The number of Australians who are overweight and obese has bulged over the past four years, government statistics show.
Australians are growing taller and heavier, with average height up 0.8 of a centimetre for men and 0.4 centimetres for women since 1995.
The average Australian man has gained 3.9 kilograms and the average Australian woman 4.1 kilograms over the same period.
Initial results from the 2011-12 Australian health survey, published by the Australian Bureau of Statistics today, show that 63 per cent of adult Australians were overweight or obese.
A total of 35 per cent of Australians were overweight, and 28 per cent obese.
The overall 63 per cent who were overweight or obese was up from 61 per cent in 2007-08, an increase that was of concern to experts.
The data shows more men were overweight or obese (70 per cent) than women (56 per cent), but rates have increased for both genders over the past four years.
Childhood obesity appears to have stabilised with a quarter of children overweight or obese, unchanged from four years ago.
About 18 per cent of children aged between five and 17 were overweight and 8 per cent were obese in 2011-12, with more girls affected than boys.
In other findings:
- About 16 per cent of adult Australians were daily smokers, down from 19 per cent in 2007-08;
- 19.5 per cent of Australians exceeded guidelines by drinking more than two standard drinks a day, down from 21 per cent; and
- More than 13 per cent of Australians reported having a mental or behavioural condition, up from 11 per cent.

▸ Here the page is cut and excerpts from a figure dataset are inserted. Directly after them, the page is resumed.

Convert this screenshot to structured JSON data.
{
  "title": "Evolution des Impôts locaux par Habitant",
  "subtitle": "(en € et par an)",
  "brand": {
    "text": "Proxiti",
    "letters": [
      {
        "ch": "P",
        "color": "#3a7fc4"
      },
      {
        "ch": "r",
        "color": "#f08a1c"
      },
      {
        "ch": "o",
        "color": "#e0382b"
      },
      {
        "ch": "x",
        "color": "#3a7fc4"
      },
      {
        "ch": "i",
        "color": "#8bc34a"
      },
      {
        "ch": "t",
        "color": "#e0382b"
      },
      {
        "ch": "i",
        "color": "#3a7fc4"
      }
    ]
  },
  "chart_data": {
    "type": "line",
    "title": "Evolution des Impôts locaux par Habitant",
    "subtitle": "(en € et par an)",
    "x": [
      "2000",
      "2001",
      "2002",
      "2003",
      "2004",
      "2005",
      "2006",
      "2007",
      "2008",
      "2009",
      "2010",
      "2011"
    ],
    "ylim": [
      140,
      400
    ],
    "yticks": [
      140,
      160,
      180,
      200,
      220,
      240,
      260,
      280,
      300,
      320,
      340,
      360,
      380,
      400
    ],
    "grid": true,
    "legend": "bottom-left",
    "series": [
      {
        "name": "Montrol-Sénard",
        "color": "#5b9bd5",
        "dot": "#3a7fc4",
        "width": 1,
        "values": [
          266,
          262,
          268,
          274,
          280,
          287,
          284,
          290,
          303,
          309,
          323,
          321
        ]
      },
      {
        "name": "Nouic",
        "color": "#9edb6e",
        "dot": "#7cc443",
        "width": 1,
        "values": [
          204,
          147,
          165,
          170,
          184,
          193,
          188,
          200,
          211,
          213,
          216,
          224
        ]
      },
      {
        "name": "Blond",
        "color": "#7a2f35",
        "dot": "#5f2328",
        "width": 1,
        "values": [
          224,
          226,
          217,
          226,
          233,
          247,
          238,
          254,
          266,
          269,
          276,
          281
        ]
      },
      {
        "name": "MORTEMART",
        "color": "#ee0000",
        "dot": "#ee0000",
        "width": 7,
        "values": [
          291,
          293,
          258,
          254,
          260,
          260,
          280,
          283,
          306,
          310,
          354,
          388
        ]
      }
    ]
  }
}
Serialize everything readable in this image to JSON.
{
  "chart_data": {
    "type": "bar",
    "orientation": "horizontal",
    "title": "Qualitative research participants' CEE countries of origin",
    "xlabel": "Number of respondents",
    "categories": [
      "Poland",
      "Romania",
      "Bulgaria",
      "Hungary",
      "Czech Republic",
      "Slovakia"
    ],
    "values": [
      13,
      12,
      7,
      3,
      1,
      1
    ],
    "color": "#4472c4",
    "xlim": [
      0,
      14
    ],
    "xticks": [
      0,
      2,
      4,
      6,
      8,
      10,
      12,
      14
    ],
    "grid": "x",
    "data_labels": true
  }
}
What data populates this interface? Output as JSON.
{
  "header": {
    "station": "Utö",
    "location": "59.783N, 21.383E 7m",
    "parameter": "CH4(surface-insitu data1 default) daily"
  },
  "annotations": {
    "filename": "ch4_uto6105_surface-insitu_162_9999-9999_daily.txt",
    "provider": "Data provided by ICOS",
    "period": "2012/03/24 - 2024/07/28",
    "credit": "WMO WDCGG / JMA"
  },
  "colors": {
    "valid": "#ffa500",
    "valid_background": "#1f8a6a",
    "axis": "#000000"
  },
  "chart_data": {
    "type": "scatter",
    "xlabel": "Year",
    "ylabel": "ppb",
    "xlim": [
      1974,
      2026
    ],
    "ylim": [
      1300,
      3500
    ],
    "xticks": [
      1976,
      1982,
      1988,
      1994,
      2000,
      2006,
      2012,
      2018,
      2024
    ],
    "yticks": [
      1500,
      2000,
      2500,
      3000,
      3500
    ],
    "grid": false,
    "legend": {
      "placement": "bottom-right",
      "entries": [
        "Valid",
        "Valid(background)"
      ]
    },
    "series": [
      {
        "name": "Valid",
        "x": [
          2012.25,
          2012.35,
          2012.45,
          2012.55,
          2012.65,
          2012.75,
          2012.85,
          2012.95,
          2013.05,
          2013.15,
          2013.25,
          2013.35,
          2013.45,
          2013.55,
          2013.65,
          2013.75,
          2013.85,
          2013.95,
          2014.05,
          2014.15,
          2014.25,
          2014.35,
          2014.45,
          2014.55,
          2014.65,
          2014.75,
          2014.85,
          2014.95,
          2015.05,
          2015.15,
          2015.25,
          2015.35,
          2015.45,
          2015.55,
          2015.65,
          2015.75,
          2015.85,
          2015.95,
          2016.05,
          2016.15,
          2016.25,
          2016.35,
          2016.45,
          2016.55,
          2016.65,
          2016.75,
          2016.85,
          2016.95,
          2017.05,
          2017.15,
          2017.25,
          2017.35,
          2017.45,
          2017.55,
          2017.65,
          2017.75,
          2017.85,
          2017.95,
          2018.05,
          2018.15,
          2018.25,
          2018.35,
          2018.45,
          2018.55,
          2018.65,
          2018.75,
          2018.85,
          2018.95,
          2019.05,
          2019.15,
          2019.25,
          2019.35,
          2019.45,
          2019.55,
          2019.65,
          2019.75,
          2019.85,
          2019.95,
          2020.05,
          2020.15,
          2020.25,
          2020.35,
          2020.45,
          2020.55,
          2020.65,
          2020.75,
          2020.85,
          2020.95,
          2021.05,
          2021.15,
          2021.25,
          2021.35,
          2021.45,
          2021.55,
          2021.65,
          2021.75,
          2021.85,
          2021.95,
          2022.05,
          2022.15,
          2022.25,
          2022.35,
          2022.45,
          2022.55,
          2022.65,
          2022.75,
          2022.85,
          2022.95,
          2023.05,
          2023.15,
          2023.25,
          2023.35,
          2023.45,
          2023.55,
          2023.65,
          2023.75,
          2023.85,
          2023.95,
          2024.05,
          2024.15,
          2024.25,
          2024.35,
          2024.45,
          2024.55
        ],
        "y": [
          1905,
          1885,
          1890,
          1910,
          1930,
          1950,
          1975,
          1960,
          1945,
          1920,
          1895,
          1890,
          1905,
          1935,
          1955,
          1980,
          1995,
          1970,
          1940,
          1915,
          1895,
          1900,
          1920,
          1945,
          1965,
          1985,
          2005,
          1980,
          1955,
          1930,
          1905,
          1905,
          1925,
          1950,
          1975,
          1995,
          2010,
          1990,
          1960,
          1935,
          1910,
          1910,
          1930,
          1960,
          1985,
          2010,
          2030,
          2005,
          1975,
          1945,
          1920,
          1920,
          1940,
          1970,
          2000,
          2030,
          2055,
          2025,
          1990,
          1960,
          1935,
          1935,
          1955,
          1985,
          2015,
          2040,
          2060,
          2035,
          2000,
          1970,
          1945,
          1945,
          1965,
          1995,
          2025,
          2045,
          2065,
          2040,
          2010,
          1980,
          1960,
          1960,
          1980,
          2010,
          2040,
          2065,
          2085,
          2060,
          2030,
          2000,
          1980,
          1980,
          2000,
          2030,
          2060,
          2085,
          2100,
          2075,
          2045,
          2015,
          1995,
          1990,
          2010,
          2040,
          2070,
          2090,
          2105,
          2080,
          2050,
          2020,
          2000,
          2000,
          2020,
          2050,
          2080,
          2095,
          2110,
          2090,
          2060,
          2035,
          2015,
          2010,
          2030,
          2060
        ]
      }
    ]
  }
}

More than 60 per cent of adult men and 67 per cent of women had a waist circumference that put them at increased risk of developing chronic disease in 2011-12, and 21.5 per cent of adults had high blood pressure.
The Heart Foundation chief executive Lyn Roberts said more Australians were "at risk of eating ourselves to death" and called for urgent action to reduce salt and saturated fat in processed foods.
She said work was under way through the federal government's Food and Health Dialogue, through which food manufacturers commit to voluntary targets, but the program needed to deliver results more quickly.
"This data just confirms how important and urgent this work is for the health of millions of Australians," Dr Roberts said.
Obesity Policy Coalition spokeswoman Jane Martin said policies encouraging physical activity and healthy food choices appeared to be having an effect in stabilising the rate of overweight and obese children, but more was needed to reduce it.
She said adults were becoming overweight and obese at a younger age, and a comprehensive plan including improved food labelling was needed to make it easier for people to make healthier choices.